Star-Trek-style human teleportation may still be years away, but scientists in Geneva have made a key breakthrough in the field of quantum teleportation.
Researchers at Geneva University have developed a "quantum memory", capturing a single particle of light (a photon) in a crystal and then reproducing and retransmitting it.
The findings, published in last week's edition of the academic journal Nature, could translate into important applications in the field of quantum cryptography, guaranteeing highly secure communication, and quantum computers that will run billions of times faster than today's machines.
Quantum teleportation is the transmission of key properties from one particle to another without a physical link. It relies on an aspect of physics known as "entanglement", whereby the properties of two particles can be tied together even when they are far apart. Albert Einstein called it "spooky action at a distance".
The Geneva-based team managed to stop a light particle in a tiny one-millimetre crystal cooled to a temperature of minus 270 degrees Celsius.
The photon's properties were then passed on to some ten million atoms inside the crystal, explained Professor Nicolas Gisin, head of the Group of Applied Physics at Geneva University. He said this produced an echo, like in a cave, re-emitting the photon with the same characteristics.
"We physicists have played with photons for years. It has always been a fascinating challenge to try to stop a photon and hold it for a while – to stop it without destroying it and release it with the same quantum states," he told swissinfo.
Secure speedy communication
But their research also has a practical application. While their work seems to have little to do with Scotty's famous teleportation machine, it represents a crucial stage in overcoming the distance problems which affect quantum cryptography today.
The findings will form the basis of a quantum repeater, which will make it possible to develop secure, long-distance quantum communication networks.

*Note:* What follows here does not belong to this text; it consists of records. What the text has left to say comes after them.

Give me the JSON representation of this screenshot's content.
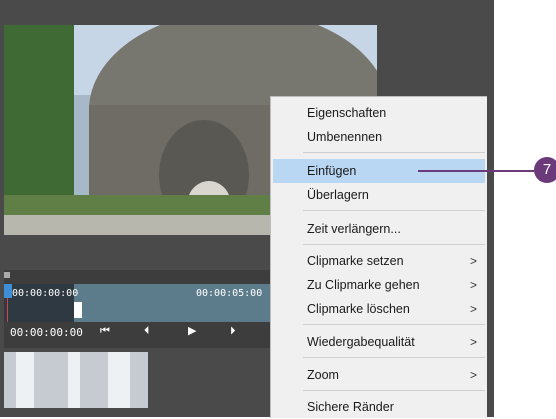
{
  "timeline": {
    "start_timecode": "00:00:00:00",
    "end_timecode": "00:00:05:00",
    "current_timecode": "00:00:00:00",
    "controls": [
      "⏮",
      "⏴",
      "▶",
      "⏵"
    ]
  },
  "context_menu": {
    "items": [
      {
        "label": "Eigenschaften"
      },
      {
        "label": "Umbenennen"
      },
      {
        "label": "Einfügen"
      },
      {
        "label": "Überlagern"
      },
      {
        "label": "Zeit verlängern..."
      },
      {
        "label": "Clipmarke setzen",
        "arrow": ">"
      },
      {
        "label": "Zu Clipmarke gehen",
        "arrow": ">"
      },
      {
        "label": "Clipmarke löschen",
        "arrow": ">"
      },
      {
        "label": "Wiedergabequalität",
        "arrow": ">"
      },
      {
        "label": "Zoom",
        "arrow": ">"
      },
      {
        "label": "Sichere Ränder"
      }
    ]
  },
  "callout": {
    "number": "7"
  },
  "colors": {
    "accent": "#6b3a7a",
    "menu_highlight": "#b9d7f3"
  }
}
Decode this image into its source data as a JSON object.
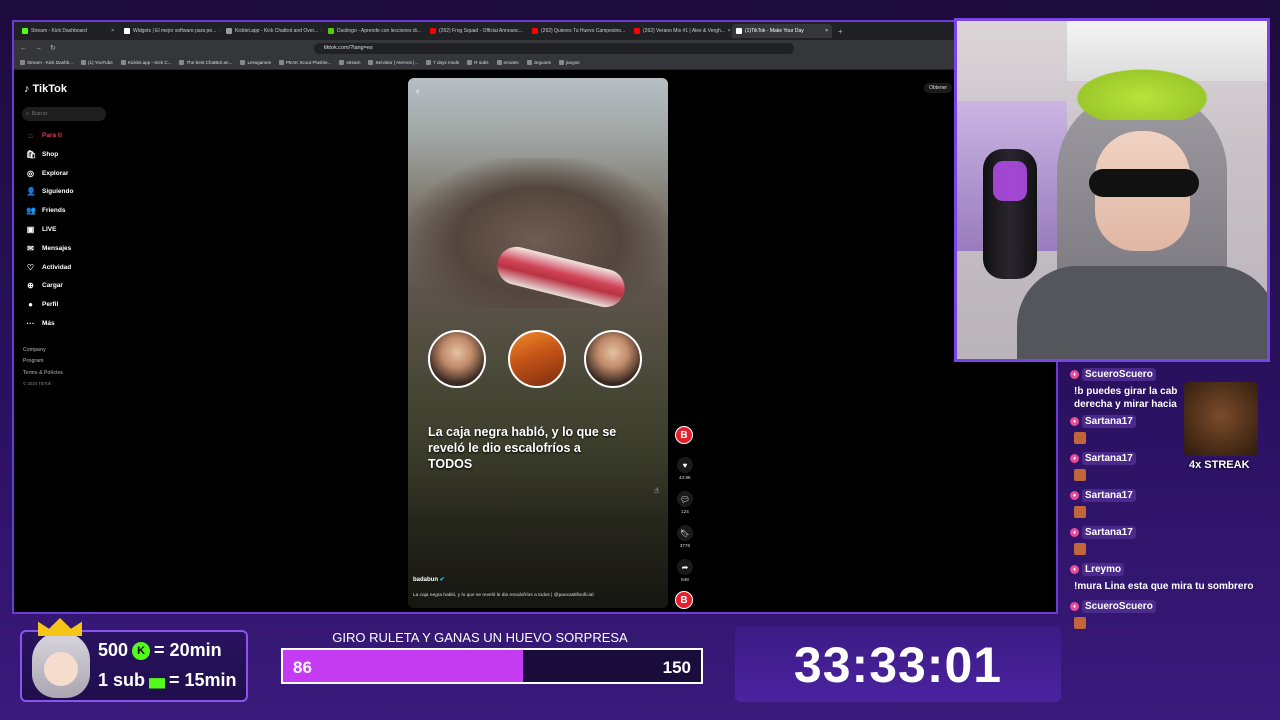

Today information is sent via fibre-optic networks as a series of light pulses. A quantum communication system also uses a fibre-optic cable, but a photon's specific information can be teleported instantaneously.
"The problem with this technology is that the fragile entanglement between two photons is lost over very long distances," explained Gisin.
After travelling through tens of kilometres of optic fibre, 99 per cent of photons are lost.
Quantum repeaters would tackle this problem by enabling flagging photons to be reactivated, conserving their precious information as they are transmitted, say the scientists.
And the interception of data transmissions encrypted using this technique appears to be impossible – spying on the photons would effectively destroy them.
Commercial applications for quantum cryptography already exist in the banking sector and for secure e-voting. The Geneva firm idQuantique successfully tested a quantum cryptography system for the federal elections in October 2007.
As for the future, Gisin says there is no reason why quantum teleportation should stop at the photon level.
"You could expect to also use molecules," he said. "However, the theory says and practice confirms that if the object becomes larger and more complex, it becomes more difficult to make a really good high-fidelity teleportation."
The physicist draws the line at Star Trek's idea of beaming people or objects to remote planets.
"Science fiction is certainly an inspiration and the word teleportation comes from science fiction. However, in real teleportation, such as in Star Trek, not only is the structure of the object teleported but also the mass. In the view of most physicists this is impossible," he said.
But Gisin is not totally dismissive of Captain Kirk and Doctor Spock.
"Star Trek is useful and good for science as it allows us to get out of the university and share our enthusiasm for quantum physics," he commented.
swissinfo, Simon Bradley in Geneva
Quantum teleportation and cryptography
Quantum teleportation, or entanglement-assisted teleportation, is a technique used to transfer information on a quantum level, usually from one particle (or series of particles) to another particle (or series of particles) in another location via quantum entanglement.
It does not transport energy or matter, nor does it allow communication of information at faster than light speed.
Quantum cryptography, or quantum key distribution, uses quantum mechanics to guarantee secure communication. It enables two parties to produce a shared random-bit string known only to them, which can be used as a key to encrypt and decrypt messages.
An important and unique property of quantum cryptography is the ability of the two communicating users to detect the presence of any third party trying to gain knowledge of the key.